Courtesy of Rylee Freeland

Although AE is unknown to much of the medical community, her doctors have an idea on successful treatments to keep the inflammation at bay. Rylee quickly started treatment but wanted to learn more about her rare disease. She researched for a neurologist who studies the disease and has experience treating AE, which led her to UCHealth in Aurora, CO.

These numbers don't encapsulate the true challenges behind the disease, but so far Rylee has been through:

  • Neurologists: 3
  • MRIs: 9
  • Spinal Taps: 2
  • Steroid infusions: 8
  • Rituximab infusions: 3 

Despite the hours of IVs in her arms and her "not-so-normal" life now, Rylee embraces her journey with AE and says she's eternally grateful for those who have been alongside her through it all: God, her family, and the amazing healthcare workers. 

“I have found that good, supportive, kind, and caring nurses make the biggest difference in my journey," said Rylee.


Rylee pictured with Specialty/Oncology Clinic nurses Robin Reed, RN, and Kodi Colter, RN. Robin has been with Phelps Memorial for 9 1/2 years and Kodi has been on the team for 2 1/2 years.

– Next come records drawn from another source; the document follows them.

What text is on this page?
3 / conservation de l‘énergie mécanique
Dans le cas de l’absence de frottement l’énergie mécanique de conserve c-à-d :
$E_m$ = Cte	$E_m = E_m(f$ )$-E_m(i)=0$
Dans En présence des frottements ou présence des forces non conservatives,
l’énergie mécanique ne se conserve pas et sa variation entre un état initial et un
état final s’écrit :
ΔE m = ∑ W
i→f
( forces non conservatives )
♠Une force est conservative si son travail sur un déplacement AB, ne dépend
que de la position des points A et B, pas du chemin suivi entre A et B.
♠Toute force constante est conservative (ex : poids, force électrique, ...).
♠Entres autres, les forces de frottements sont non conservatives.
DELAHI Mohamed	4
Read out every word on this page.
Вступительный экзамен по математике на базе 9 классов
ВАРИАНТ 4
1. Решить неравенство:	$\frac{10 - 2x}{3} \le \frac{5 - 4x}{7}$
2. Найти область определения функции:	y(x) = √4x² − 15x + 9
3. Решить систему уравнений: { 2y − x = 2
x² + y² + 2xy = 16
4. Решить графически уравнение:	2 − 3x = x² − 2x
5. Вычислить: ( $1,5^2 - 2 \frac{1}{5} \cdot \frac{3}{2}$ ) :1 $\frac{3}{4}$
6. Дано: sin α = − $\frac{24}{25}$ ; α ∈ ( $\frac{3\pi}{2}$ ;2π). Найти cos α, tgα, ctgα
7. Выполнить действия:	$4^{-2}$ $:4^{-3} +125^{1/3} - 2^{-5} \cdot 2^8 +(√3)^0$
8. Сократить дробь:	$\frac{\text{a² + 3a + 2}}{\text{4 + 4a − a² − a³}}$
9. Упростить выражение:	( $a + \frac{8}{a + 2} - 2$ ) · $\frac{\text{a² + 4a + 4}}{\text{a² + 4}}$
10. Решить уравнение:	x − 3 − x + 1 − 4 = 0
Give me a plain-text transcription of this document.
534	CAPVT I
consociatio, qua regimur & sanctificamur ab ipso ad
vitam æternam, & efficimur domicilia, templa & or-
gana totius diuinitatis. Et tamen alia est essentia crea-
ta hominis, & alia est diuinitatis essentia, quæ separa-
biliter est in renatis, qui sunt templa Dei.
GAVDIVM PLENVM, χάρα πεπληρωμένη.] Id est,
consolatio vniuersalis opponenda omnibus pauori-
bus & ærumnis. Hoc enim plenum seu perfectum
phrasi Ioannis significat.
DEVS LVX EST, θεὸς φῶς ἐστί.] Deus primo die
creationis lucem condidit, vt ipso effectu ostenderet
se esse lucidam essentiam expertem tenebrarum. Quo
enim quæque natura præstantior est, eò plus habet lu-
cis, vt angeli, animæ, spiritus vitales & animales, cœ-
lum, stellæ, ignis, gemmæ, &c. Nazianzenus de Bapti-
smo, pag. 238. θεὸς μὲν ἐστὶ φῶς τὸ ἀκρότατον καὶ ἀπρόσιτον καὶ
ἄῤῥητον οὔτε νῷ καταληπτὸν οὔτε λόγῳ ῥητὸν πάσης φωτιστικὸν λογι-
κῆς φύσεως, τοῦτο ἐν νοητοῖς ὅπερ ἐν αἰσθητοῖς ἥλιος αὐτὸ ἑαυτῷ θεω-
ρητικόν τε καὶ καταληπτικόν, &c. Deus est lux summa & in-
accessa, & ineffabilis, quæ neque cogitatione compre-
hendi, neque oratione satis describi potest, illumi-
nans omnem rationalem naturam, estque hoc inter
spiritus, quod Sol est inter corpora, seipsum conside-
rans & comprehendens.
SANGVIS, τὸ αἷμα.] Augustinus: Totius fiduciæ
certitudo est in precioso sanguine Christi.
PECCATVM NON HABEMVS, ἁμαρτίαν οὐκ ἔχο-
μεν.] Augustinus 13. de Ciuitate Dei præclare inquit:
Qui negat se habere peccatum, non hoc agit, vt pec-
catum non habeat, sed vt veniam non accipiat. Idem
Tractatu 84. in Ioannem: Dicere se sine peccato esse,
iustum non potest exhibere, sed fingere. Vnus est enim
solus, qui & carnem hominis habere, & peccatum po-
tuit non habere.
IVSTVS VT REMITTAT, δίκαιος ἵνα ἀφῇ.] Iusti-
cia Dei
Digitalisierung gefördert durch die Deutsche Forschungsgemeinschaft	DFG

She and her husband, Kyle, are on the road often for appointments in Denver. Fortunately, the Oncology and Infusion Clinic in Holdrege offers the rituximab infusion which is one of the most successful treatments for her disease. This treatment keeps her brain from attacking more healthy cells. Doctors say she will have to receive rituximab infusions every six months for the rest of her life.

"The oncology nurses realize getting infusions all day isn’t exactly fun or ideal, but they always make sure I am comfortable, content, and doing as well as I can be," she said.

Robin Reed, RN, and Rylee Freeland.


The infusion takes 4 to 5 hours each time. Having the option to get these infusions close by and not drive to Colorado is convenient, cost-effective, and saves time for Rylee and her family.

  • Miles driven for appointments in CO: 5,015
  • Miles driven for infusions: 170

She gets the infusions while her three kids are at school and she's home by the time they get on the bus.

"One of the first things people ask me regarding my infusion is, 'Do you have to go to Colorado for that?”, and I love being able to tell them, 'Nope! I can do it at Phelps Memorial,'" she said. "Mentally, physically, and financially it is a blessing to me and my family to be able to go to PMHC."




rylee family
Rylee with husband Kyle and 3 kids: Jennica (7), Karter (9) and Tucker (5).